The November 28th faceted interface is still the player of concern, though this past week some were able to find soft storm slabs.
The winds have affected ridgeline snow and today showed hard, supportable wind crust along ridgetops. The test will be Sunday-Tuesday to see if another 1"+ of water will overload the interface in areas that have not yet slid.
Walking the Lambs ridge today I was able to find isolated wind-loaded areas that had slid on this interface sometime in the last week, likely due to natural cornice fall.
Pic 1- 9350' N-facing area that had already refilled decently but had created a small D2 slide with some blocks 4' tall and the crown showing the 11/28 failure plane.
Pic 2- Similar aspect and elevation avalanche that was limited in elevation due to terrain benching out but was ~100' wide.
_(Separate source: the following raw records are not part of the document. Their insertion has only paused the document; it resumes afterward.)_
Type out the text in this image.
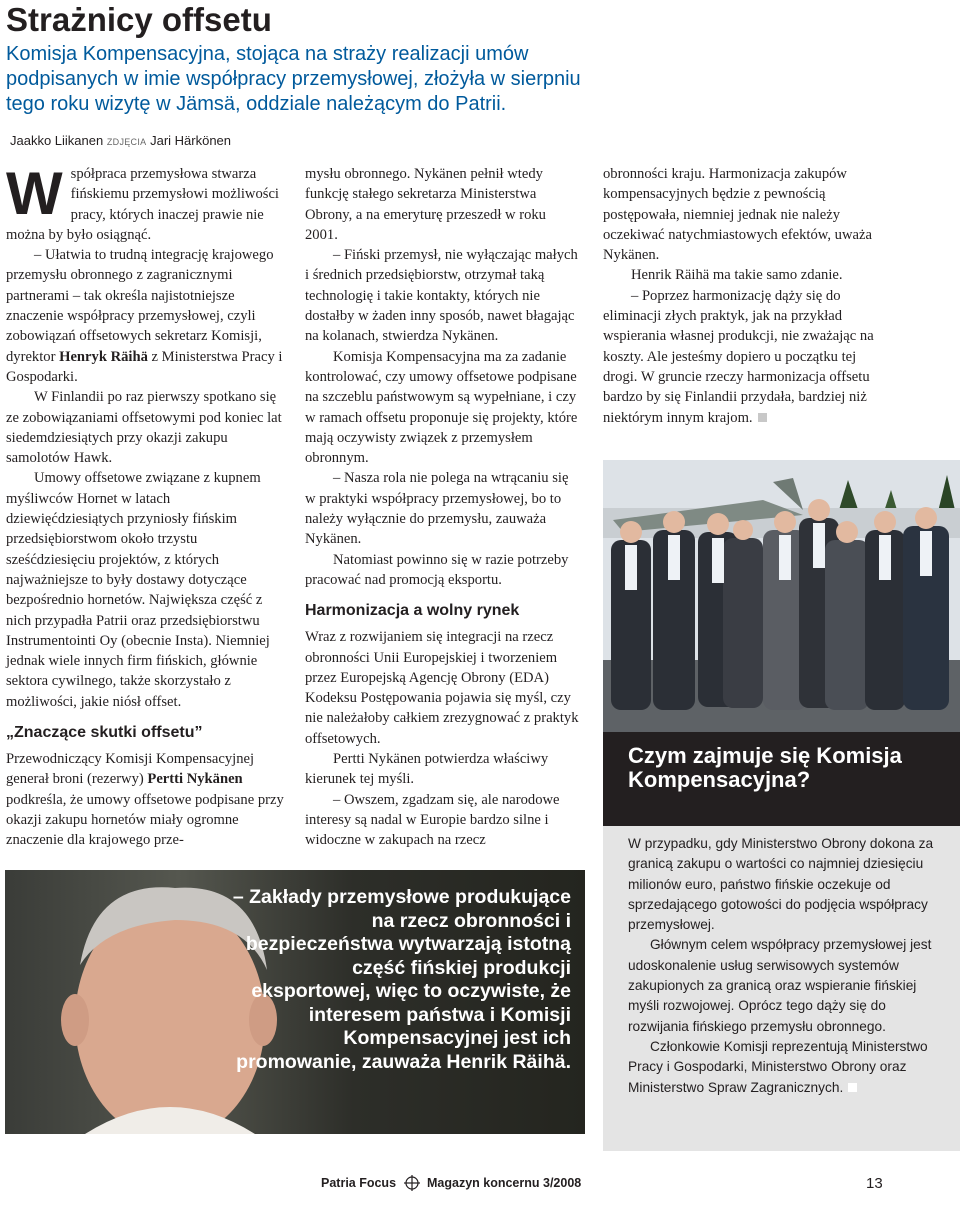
Strażnicy offsetu
Komisja Kompensacyjna, stojąca na straży realizacji umów podpisanych w imie współpracy przemysłowej, złożyła w sierpniu tego roku wizytę w Jämsä, oddziale należącym do Patrii.
Jaakko Liikanen ZDJĘCIA Jari Härkönen

Współpraca przemysłowa stwarza fińskiemu przemysłowi możliwości pracy, których inaczej prawie nie można by było osiągnąć.

– Ułatwia to trudną integrację krajowego przemysłu obronnego z zagranicznymi partnerami – tak określa najistotniejsze znaczenie współpracy przemysłowej, czyli zobowiązań offsetowych sekretarz Komisji, dyrektor Henryk Räihä z Ministerstwa Pracy i Gospodarki.

W Finlandii po raz pierwszy spotkano się ze zobowiązaniami offsetowymi pod koniec lat siedemdziesiątych przy okazji zakupu samolotów Hawk.

Umowy offsetowe związane z kupnem myśliwców Hornet w latach dziewięćdziesiątych przyniosły fińskim przedsiębiorstwom około trzystu sześćdziesięciu projektów, z których najważniejsze to były dostawy dotyczące bezpośrednio hornetów. Największa część z nich przypadła Patrii oraz przedsiębiorstwu Instrumentointi Oy (obecnie Insta). Niemniej jednak wiele innych firm fińskich, głównie sektora cywilnego, także skorzystało z możliwości, jakie niósł offset.

„Znaczące skutki offsetu”

Przewodniczący Komisji Kompensacyjnej generał broni (rezerwy) Pertti Nykänen podkreśla, że umowy offsetowe podpisane przy okazji zakupu hornetów miały ogromne znaczenie dla krajowego prze-

mysłu obronnego. Nykänen pełnił wtedy funkcję stałego sekretarza Ministerstwa Obrony, a na emeryturę przeszedł w roku 2001.

– Fiński przemysł, nie wyłączając małych i średnich przedsiębiorstw, otrzymał taką technologię i takie kontakty, których nie dostałby w żaden inny sposób, nawet błagając na kolanach, stwierdza Nykänen.

Komisja Kompensacyjna ma za zadanie kontrolować, czy umowy offsetowe podpisane na szczeblu państwowym są wypełniane, i czy w ramach offsetu proponuje się projekty, które mają oczywisty związek z przemysłem obronnym.

– Nasza rola nie polega na wtrącaniu się w praktyki współpracy przemysłowej, bo to należy wyłącznie do przemysłu, zauważa Nykänen.

Natomiast powinno się w razie potrzeby pracować nad promocją eksportu.

Harmonizacja a wolny rynek

Wraz z rozwijaniem się integracji na rzecz obronności Unii Europejskiej i tworzeniem przez Europejską Agencję Obrony (EDA) Kodeksu Postępowania pojawia się myśl, czy nie należałoby całkiem zrezygnować z praktyk offsetowych.

Pertti Nykänen potwierdza właściwy kierunek tej myśli.

– Owszem, zgadzam się, ale narodowe interesy są nadal w Europie bardzo silne i widoczne w zakupach na rzecz

obronności kraju. Harmonizacja zakupów kompensacyjnych będzie z pewnością postępowała, niemniej jednak nie należy oczekiwać natychmiastowych efektów, uważa Nykänen.

Henrik Räihä ma takie samo zdanie.

– Poprzez harmonizację dąży się do eliminacji złych praktyk, jak na przykład wspierania własnej produkcji, nie zważając na koszty. Ale jesteśmy dopiero u początku tej drogi. W gruncie rzeczy harmonizacja offsetu bardzo by się Finlandii przydała, bardziej niż niektórym innym krajom.

Czym zajmuje się Komisja Kompensacyjna?

W przypadku, gdy Ministerstwo Obrony dokona za granicą zakupu o wartości co najmniej dziesięciu milionów euro, państwo fińskie oczekuje od sprzedającego gotowości do podjęcia współpracy przemysłowej.

Głównym celem współpracy przemysłowej jest udoskonalenie usług serwisowych systemów zakupionych za granicą oraz wspieranie fińskiej myśli rozwojowej. Oprócz tego dąży się do rozwijania fińskiego przemysłu obronnego.

Członkowie Komisji reprezentują Ministerstwo Pracy i Gospodarki, Ministerstwo Obrony oraz Ministerstwo Spraw Zagranicznych.

– Zakłady przemysłowe produkujące na rzecz obronności i bezpieczeństwa wytwarzają istotną część fińskiej produkcji eksportowej, więc to oczywiste, że interesem państwa i Komisji Kompensacyjnej jest ich promowanie, zauważa Henrik Räihä.
Patria Focus Magazyn koncernu 3/2008	13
Pic 3- Digging in a similar area just down from ridgeline show a snowpack height of 145cm with the 11/28 interface 60cm down from the surface. Testing produced an ECTP24.
My thoughts are nervous ones, now that this slab is much less sensitive and well-connected. As people venture further onto slopes and this weekend's storm adds more SWE to the slab, there is a distinct potential for people to trigger slabs from lower on the slope with dire consequences. The 2016 Birthday Chutes slide comes to mind after this season's strong Southerly winds.